Way of collapsing set of rules into few universal rules - mathematical Occam's razor

60 Views Asked by At

I was thinking about learning rules of a system by just looking at it. Let's say you know nothing about chess and you watch inifinite number of games - you watched all possible transitions of states. If you are dumb(or a neural network) you can write really big set of rules, where each state can evolve into all possible next states and call it rules. It's pretty easy to guess that you would end up with billions of billions of rules - this goes very much against Occam's razor.

Let's simplify the problem then. Let's say we have $x$ by $x$ chessboard and just one tower - we watch infinite moves of this tower. Now we can derive rules of this system, let's say again we are dumb and come up with separate rules that say that from any $x*x$ possible positions we can move to any other $2(x-1)$ positions, but these are all SEPARATE rules. How could we "collapse" this enormous set of rules into something more comprehensible and UNIVERSAL?
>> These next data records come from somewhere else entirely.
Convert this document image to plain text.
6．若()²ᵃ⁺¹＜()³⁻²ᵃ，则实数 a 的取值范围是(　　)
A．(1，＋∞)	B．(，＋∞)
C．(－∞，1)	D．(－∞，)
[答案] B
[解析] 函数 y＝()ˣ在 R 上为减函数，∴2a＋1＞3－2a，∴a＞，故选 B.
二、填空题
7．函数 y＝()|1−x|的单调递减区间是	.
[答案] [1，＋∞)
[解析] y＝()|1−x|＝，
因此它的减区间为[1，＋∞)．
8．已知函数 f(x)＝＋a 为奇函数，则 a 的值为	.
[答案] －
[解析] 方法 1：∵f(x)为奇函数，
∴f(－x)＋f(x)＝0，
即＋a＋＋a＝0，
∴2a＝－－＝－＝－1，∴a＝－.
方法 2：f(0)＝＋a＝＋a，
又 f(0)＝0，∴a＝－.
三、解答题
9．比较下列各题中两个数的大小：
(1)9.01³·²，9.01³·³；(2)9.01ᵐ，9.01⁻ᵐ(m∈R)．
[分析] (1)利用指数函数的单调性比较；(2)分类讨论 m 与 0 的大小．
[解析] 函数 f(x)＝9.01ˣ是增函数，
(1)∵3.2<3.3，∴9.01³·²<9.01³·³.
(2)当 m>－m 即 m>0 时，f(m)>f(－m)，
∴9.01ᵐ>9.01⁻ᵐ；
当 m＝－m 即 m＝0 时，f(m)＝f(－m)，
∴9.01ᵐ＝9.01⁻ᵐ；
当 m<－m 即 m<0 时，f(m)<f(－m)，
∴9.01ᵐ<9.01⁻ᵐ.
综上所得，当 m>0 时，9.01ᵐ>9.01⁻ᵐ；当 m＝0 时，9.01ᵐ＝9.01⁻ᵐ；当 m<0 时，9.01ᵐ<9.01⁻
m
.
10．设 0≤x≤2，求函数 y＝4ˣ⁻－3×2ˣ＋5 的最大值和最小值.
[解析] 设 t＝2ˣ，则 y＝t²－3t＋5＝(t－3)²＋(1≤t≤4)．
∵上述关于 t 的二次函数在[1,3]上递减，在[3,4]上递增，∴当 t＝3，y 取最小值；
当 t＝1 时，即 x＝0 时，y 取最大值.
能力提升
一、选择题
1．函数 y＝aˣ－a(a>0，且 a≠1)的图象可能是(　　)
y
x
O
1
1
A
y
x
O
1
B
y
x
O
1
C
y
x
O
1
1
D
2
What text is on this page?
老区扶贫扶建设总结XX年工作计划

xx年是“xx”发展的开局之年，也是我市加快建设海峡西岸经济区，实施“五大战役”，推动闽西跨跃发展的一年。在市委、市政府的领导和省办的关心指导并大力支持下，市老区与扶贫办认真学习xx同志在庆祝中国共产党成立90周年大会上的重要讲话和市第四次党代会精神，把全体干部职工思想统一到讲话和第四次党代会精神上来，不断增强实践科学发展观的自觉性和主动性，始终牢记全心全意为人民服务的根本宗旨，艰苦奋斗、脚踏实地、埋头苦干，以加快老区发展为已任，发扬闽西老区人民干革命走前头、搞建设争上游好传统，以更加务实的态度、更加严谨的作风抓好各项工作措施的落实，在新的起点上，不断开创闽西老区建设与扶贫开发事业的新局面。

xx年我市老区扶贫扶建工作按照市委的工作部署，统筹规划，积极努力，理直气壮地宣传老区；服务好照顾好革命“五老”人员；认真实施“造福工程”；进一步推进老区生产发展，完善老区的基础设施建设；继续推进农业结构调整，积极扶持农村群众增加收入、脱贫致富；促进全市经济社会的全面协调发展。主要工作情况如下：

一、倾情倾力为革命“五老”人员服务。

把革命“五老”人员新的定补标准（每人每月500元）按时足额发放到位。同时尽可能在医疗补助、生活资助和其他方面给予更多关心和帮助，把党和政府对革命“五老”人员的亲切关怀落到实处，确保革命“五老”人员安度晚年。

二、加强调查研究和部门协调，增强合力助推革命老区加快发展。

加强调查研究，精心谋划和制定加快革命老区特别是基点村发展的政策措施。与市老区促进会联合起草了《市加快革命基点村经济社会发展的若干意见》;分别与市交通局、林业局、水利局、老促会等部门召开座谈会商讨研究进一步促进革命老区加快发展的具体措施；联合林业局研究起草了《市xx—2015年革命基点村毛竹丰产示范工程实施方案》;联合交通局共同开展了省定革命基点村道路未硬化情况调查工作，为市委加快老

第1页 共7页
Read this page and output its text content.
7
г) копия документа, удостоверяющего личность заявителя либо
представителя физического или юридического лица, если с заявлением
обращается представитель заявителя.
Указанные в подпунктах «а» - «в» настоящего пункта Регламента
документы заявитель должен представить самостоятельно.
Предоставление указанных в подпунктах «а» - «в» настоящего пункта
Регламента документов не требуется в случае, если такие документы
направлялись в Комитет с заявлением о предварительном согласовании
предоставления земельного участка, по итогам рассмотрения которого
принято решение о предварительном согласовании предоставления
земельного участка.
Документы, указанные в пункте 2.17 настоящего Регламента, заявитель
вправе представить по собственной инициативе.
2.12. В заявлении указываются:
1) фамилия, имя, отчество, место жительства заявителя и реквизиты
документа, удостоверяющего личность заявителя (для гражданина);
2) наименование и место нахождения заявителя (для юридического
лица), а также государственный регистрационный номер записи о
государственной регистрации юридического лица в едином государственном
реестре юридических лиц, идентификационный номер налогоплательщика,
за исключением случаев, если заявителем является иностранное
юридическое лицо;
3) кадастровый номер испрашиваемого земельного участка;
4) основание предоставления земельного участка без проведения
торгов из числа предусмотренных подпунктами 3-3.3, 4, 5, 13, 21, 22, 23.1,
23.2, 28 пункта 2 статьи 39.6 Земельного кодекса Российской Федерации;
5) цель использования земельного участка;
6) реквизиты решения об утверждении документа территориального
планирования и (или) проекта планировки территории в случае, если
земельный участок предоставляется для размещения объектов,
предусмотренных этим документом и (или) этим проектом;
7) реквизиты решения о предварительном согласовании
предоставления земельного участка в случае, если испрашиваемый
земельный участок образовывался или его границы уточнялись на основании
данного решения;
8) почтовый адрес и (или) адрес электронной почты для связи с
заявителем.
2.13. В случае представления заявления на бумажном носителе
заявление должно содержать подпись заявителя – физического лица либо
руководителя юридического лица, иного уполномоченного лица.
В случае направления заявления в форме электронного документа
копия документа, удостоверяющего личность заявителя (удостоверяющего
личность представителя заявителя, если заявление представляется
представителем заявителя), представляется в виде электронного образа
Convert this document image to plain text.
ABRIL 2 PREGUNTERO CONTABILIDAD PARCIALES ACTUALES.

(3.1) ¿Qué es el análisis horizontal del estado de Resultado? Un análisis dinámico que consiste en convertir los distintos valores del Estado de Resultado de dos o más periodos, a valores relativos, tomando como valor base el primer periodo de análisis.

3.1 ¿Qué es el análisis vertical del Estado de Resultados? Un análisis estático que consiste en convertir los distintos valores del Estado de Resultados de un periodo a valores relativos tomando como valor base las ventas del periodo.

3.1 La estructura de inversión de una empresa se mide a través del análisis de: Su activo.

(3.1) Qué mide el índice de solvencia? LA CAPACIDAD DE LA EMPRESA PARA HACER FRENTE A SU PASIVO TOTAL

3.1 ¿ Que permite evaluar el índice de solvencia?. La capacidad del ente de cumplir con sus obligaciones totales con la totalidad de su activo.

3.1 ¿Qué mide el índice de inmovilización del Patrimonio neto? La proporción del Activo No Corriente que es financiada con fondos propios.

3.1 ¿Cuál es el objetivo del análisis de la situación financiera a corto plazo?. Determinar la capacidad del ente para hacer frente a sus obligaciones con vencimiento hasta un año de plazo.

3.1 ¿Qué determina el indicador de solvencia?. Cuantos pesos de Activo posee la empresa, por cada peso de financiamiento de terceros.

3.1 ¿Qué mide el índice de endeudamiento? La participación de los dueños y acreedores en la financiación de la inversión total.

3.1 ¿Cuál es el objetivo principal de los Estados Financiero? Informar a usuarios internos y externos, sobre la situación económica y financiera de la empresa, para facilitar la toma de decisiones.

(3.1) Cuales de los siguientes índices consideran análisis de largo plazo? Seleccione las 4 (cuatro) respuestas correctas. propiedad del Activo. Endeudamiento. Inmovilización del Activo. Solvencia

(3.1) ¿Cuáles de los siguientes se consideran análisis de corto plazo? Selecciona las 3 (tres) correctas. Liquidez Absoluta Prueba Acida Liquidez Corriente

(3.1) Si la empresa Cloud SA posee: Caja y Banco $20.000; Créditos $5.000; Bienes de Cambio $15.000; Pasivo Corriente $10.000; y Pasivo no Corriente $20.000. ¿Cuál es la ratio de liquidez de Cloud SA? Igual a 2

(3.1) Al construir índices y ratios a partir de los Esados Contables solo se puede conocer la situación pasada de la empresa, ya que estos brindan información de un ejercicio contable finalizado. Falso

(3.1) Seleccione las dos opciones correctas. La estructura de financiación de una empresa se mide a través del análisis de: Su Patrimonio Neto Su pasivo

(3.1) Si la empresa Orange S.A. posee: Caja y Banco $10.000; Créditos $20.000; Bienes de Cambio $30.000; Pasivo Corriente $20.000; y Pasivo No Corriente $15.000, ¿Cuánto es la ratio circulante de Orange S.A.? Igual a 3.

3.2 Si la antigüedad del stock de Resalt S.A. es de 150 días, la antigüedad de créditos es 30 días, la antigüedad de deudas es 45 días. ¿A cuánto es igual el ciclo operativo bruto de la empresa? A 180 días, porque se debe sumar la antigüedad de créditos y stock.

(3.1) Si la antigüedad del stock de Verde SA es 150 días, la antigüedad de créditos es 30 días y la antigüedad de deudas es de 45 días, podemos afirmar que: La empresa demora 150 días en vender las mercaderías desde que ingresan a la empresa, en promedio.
I would like to say in advance: I am really sorry for not using a lot of mathematical notation, this problem was a bit more philosophical in my mind and I am not advanced enough in this field of mathematics to write something that makes sense.

1

There are 1 best solutions below

0
On

A 'mathematical Occam's razor' is the minimum description length principle.

Roughly speaking it states that the best model for a set of observations is the number of bits needed to represent that model, plus the number of bits needed to represent the corrections to the model for observations it gets wrong. The model that minimizes this sum is the best model for a set of observations.

Note that this (just like Occam's razor) does not tell you how to find this model. But it can, given two models, tell you which of the two is better.

As for finding these models, well that's an entire field: machine learning. Tons upon tons of methods exist (linear models, decision trees, (convolutional) neural networks, (non-linear) SVMs, rule-based models, etc).